Northern Song Dynasty (A.D. 960-1127)
of conical form with steeply raked and gently rounded sides flaring to a well-finished rolled over rim, covered inside and out with a black glaze decorated on the interior with a repeating pattern of loosely drawn stripes extending from the rim and trailing off around the small circular floor of the bowl, the underside plain but showing a narrow band of rust-brown where the glaze thins over the tapered edge of the rim, and with a few splashes of russet also at the rim, the small knife-pared ring foot and recessed base unglazed, the exposed gray stoneware with a putty-colored skin from the firing.

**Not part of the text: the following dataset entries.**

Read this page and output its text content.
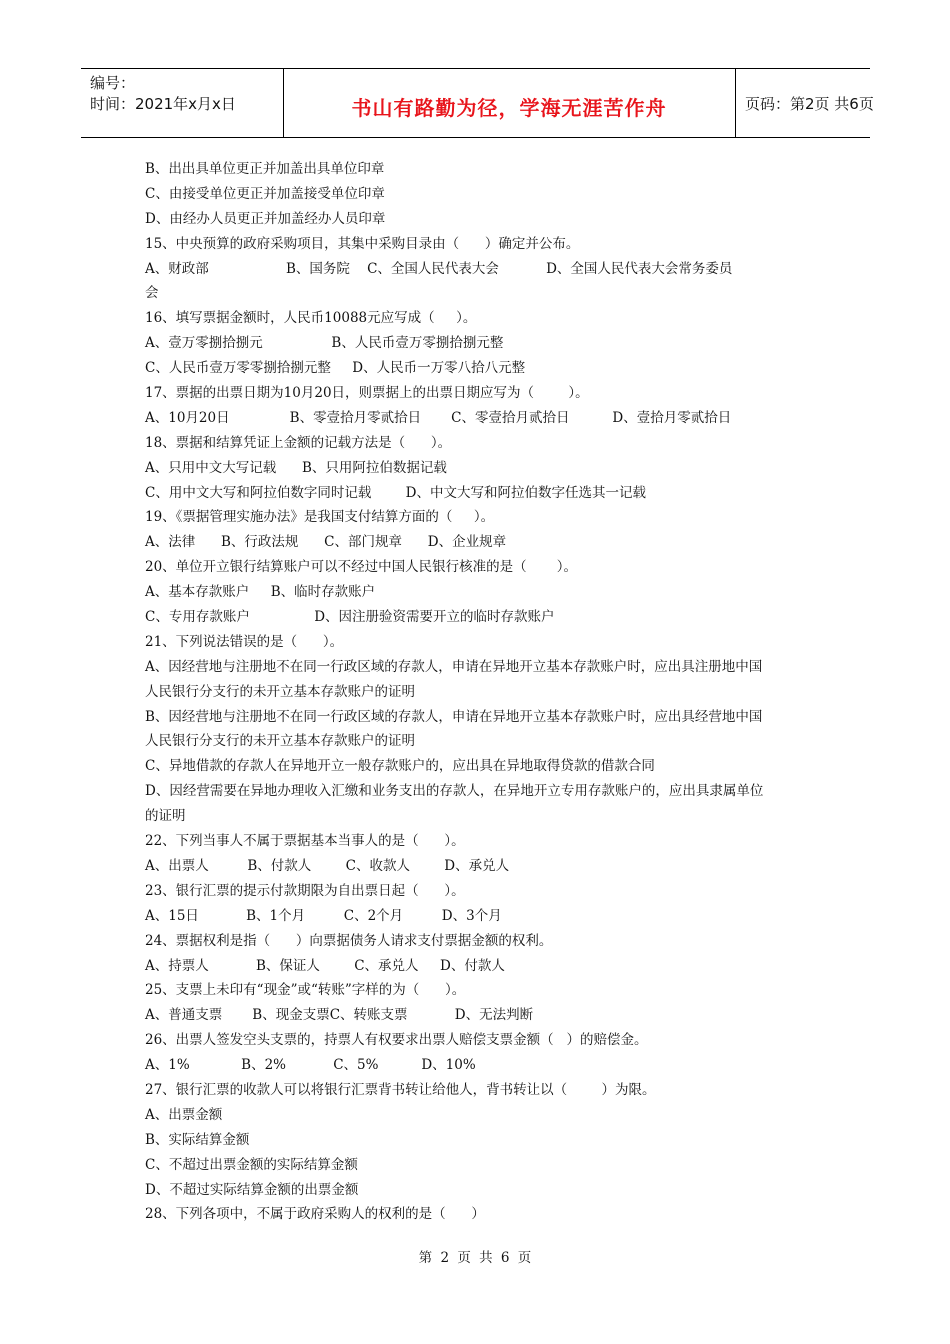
编号：
时间：2021年x月x日	书山有路勤为径，学海无涯苦作舟	页码：第2页 共6页
B、出出具单位更正并加盖出具单位印章
C、由接受单位更正并加盖接受单位印章
D、由经办人员更正并加盖经办人员印章
15、中央预算的政府采购项目，其集中采购目录由（      ）确定并公布。
A、财政部                  B、国务院    C、全国人民代表大会           D、全国人民代表大会常务委员
会
16、填写票据金额时，人民币10088元应写成（     ）。
A、壹万零捌拾捌元                B、人民币壹万零捌拾捌元整
C、人民币壹万零零捌拾捌元整     D、人民币一万零八拾八元整
17、票据的出票日期为10月20日，则票据上的出票日期应写为（        ）。
A、10月20日              B、零壹拾月零贰拾日       C、零壹拾月贰拾日          D、壹拾月零贰拾日
18、票据和结算凭证上金额的记载方法是（      ）。
A、只用中文大写记载      B、只用阿拉伯数据记载
C、用中文大写和阿拉伯数字同时记载        D、中文大写和阿拉伯数字任选其一记载
19、《票据管理实施办法》是我国支付结算方面的（     ）。
A、法律      B、行政法规      C、部门规章      D、企业规章
20、单位开立银行结算账户可以不经过中国人民银行核准的是（       ）。
A、基本存款账户     B、临时存款账户
C、专用存款账户               D、因注册验资需要开立的临时存款账户
21、下列说法错误的是（      ）。
A、因经营地与注册地不在同一行政区域的存款人，申请在异地开立基本存款账户时，应出具注册地中国
人民银行分支行的未开立基本存款账户的证明
B、因经营地与注册地不在同一行政区域的存款人，申请在异地开立基本存款账户时，应出具经营地中国
人民银行分支行的未开立基本存款账户的证明
C、异地借款的存款人在异地开立一般存款账户的，应出具在异地取得贷款的借款合同
D、因经营需要在异地办理收入汇缴和业务支出的存款人，在异地开立专用存款账户的，应出具隶属单位
的证明
22、下列当事人不属于票据基本当事人的是（      ）。
A、出票人         B、付款人        C、收款人        D、承兑人
23、银行汇票的提示付款期限为自出票日起（      ）。
A、15日           B、1个月         C、2个月         D、3个月
24、票据权利是指（      ）向票据债务人请求支付票据金额的权利。
A、持票人           B、保证人        C、承兑人     D、付款人
25、支票上未印有“现金”或“转账”字样的为（      ）。
A、普通支票       B、现金支票C、转账支票           D、无法判断
26、出票人签发空头支票的，持票人有权要求出票人赔偿支票金额（   ）的赔偿金。
A、1%            B、2%           C、5%          D、10%
27、银行汇票的收款人可以将银行汇票背书转让给他人，背书转让以（        ）为限。
A、出票金额
B、实际结算金额
C、不超过出票金额的实际结算金额
D、不超过实际结算金额的出票金额
28、下列各项中，不属于政府采购人的权利的是（      ）
第 2 页 共 6 页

Diameter 5 5⁄8 inches (14.3 cm)
A similar bowl is illustrated by Mowry, Hare’s Fur, Tortoiseshell, and Partridge Feathers: Chinese Brown- and Black-Glazed Ceramics, 400-1400, Cambridge, 1996, pp. 121-122, no. 22, from the Dane Collection, where the author states: “The recovery of intact bowls of virtually identical shape and decoration, along with related sherds, from the Song stratum at the Huangpu kiln site substantiates the identification of this bowl as Yaozhou ware.”
Another similar bowl is illustrated in the catalogue of the exhibition at the Guangzhou King of Nanyue Museum entitled Black Porcelain from the Mr. and Mrs. Yeung Wing Tak Collection, Guangzhou, 1997, no. 105, pp. 214-25.